Claire Keegan
- Ireland
- Zu Gast beim ilb: 2006
Claire Keegan was born in County Wicklow, Ireland in 1968 and grew up as the youngest child in a large Catholic family in rural surroundings. At age seventeen she travelled to New Orleans where she studied English Literature and Political Theory at Loyola University. Upon returning to Ireland she began writing short stories and completed a Master’s degree in Creative Writing in Cardiff, Wales. She took a further degree from the Philosophy Faculty of Trinity College, Dublin.

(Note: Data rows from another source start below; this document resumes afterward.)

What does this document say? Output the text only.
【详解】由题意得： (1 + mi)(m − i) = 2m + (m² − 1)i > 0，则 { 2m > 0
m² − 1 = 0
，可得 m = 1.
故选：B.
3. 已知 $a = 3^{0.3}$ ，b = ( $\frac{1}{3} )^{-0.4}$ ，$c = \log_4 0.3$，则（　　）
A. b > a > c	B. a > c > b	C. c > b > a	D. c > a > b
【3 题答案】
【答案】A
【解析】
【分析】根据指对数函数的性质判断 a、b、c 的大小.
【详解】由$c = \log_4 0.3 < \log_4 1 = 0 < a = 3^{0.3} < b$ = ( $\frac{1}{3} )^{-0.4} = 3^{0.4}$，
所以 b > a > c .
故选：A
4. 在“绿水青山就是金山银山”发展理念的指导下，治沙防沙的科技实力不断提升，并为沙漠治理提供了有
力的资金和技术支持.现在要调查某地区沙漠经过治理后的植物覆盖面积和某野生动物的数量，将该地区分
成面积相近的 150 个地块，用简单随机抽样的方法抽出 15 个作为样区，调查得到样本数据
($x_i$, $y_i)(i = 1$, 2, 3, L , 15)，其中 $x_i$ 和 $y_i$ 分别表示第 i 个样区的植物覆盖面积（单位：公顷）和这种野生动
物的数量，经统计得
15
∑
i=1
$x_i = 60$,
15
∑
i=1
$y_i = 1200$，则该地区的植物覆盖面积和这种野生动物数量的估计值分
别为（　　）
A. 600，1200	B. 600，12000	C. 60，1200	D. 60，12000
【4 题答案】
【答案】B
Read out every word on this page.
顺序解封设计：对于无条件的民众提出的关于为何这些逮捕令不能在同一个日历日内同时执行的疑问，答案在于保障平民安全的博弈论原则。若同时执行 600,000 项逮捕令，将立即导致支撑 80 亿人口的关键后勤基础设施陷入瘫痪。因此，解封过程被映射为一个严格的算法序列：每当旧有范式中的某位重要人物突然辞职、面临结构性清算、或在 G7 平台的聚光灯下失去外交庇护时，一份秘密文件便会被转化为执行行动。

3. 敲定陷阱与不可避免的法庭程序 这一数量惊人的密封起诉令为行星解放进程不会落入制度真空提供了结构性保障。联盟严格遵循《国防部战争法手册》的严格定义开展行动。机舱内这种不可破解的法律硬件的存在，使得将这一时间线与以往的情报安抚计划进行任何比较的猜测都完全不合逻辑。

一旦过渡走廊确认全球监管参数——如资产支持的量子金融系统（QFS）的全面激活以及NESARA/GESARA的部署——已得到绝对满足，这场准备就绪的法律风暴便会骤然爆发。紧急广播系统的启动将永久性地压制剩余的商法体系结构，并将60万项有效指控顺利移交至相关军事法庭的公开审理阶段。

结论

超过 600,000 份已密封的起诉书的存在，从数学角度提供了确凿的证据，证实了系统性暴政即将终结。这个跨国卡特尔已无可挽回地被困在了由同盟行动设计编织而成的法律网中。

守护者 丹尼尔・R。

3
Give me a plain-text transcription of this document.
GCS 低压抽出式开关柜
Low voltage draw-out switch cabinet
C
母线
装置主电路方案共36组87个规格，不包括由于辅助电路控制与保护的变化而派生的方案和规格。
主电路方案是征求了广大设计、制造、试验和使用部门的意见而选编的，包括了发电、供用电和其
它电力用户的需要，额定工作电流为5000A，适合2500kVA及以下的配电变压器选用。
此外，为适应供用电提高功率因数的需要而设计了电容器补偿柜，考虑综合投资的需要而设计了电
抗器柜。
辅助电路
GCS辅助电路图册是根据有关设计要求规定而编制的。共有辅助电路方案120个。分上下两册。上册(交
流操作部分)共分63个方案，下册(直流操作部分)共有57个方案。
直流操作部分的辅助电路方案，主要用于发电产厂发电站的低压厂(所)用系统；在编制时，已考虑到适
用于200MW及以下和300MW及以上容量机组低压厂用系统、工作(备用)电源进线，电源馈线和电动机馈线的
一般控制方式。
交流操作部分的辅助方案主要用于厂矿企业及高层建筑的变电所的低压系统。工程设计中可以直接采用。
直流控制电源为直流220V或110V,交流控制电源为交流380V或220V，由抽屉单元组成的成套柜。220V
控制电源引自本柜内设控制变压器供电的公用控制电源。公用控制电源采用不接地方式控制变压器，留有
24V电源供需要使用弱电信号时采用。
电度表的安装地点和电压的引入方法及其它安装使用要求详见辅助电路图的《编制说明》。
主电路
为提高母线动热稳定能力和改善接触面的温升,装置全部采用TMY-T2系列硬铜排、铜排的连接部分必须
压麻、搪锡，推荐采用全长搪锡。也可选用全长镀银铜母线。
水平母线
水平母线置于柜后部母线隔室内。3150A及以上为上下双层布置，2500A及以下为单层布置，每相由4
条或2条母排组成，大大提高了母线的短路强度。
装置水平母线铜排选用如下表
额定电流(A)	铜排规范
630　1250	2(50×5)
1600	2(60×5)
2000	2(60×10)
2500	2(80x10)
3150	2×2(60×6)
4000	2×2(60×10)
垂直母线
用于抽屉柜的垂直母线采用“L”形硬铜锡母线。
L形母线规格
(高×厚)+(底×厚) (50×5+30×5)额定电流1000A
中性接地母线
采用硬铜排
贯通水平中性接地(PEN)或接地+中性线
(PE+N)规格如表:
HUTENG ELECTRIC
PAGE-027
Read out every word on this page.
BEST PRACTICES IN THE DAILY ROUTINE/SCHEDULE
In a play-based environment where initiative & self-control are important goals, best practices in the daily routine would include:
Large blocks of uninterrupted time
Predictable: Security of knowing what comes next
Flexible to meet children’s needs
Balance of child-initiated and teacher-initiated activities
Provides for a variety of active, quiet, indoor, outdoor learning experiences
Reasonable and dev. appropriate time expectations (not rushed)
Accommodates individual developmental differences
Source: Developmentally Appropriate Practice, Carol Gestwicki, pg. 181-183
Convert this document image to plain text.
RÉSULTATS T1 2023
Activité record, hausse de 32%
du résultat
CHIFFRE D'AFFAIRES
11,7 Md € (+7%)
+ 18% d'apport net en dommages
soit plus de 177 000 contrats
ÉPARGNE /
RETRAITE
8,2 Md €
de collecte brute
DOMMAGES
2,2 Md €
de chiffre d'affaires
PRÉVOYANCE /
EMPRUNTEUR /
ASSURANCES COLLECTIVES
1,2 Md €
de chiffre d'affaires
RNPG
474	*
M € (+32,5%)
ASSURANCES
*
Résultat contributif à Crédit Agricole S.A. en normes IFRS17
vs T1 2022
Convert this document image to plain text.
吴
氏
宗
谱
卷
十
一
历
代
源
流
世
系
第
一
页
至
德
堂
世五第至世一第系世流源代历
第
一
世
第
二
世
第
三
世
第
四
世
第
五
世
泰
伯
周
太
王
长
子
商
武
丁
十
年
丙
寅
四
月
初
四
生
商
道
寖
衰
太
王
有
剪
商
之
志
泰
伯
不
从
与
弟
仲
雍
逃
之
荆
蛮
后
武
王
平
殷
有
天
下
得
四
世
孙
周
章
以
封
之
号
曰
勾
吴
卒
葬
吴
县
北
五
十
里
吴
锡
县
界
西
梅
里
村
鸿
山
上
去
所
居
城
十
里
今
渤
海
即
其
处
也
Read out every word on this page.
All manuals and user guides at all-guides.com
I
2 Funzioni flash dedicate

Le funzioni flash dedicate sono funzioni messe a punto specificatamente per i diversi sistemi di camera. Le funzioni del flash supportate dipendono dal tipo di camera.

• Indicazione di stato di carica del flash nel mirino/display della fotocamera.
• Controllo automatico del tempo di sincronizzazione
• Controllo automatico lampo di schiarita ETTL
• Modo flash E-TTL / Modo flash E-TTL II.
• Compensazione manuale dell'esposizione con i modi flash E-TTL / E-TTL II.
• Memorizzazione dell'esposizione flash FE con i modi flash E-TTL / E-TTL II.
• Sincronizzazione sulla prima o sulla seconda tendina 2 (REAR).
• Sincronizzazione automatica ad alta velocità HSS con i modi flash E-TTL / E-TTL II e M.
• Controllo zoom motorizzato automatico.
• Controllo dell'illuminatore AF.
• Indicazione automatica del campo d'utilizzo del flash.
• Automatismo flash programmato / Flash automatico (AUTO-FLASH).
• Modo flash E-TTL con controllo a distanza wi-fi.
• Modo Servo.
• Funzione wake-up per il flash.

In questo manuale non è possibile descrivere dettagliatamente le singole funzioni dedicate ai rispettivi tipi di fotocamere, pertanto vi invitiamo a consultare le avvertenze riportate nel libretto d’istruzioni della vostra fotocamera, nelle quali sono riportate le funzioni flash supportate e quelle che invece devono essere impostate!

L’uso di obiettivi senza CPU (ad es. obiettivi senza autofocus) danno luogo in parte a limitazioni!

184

Keegan was first noticed in 1998 when her short story »Storm« won the Francis McManus Award. The text is also found in her first short story collection, »Antarctica« (1999), published one year later. Since then Keegan has been considered one of the most important new voices in Irish literature, and has been compared to writers such as William Trevor and Raymond Carver. In her short stories she evokes the precariousness of everyday life, whose uniformity is endangered by potential catastrophes and within whose security an accident can always occur. Succinct and precise, Keegan creates – sometimes through an authorial voice, sometimes through the voice of a character – near novella-like sketches almost like test arrangements in which she prepares her middle class characters for a disaster in their lives, which eventually arrives, is averted or else fails to appear following an unexpected twist. The happily married Englishwoman, who feels she may have missed out and commits an infidelity; the American fisherman who discovers he has invited a murderer onto his boat; the young Irish au pair whose nightmares warn her of a danger to her protégé; or the woman who meets her lover again after a ten years gap: These are precisely formed characters and individual destinies, which – often set within religious contexts – make reference to the human condition. »The risk inherent in being alive is always present for Claire Keegan«, wrote Ingeborg Harms in the » Frankfurter Allgemeine Zeitung«. »She is a voice reminding us that literary perception is no decadent amusement, but rather provides an elemental orientation.«
Keegan was awarded, among other distinctions, the William Trevor Award and the Rooney Prize for her literary début. She has also received several scholarships and has been a writer in residence at University College, Cork. The author teaches Creative Writing and is currently working on her first novel and another collection of tales. In 2005 she again won the McManus Award for her short story »Dark Horses«. Keegan lives in County Wexford, Ireland.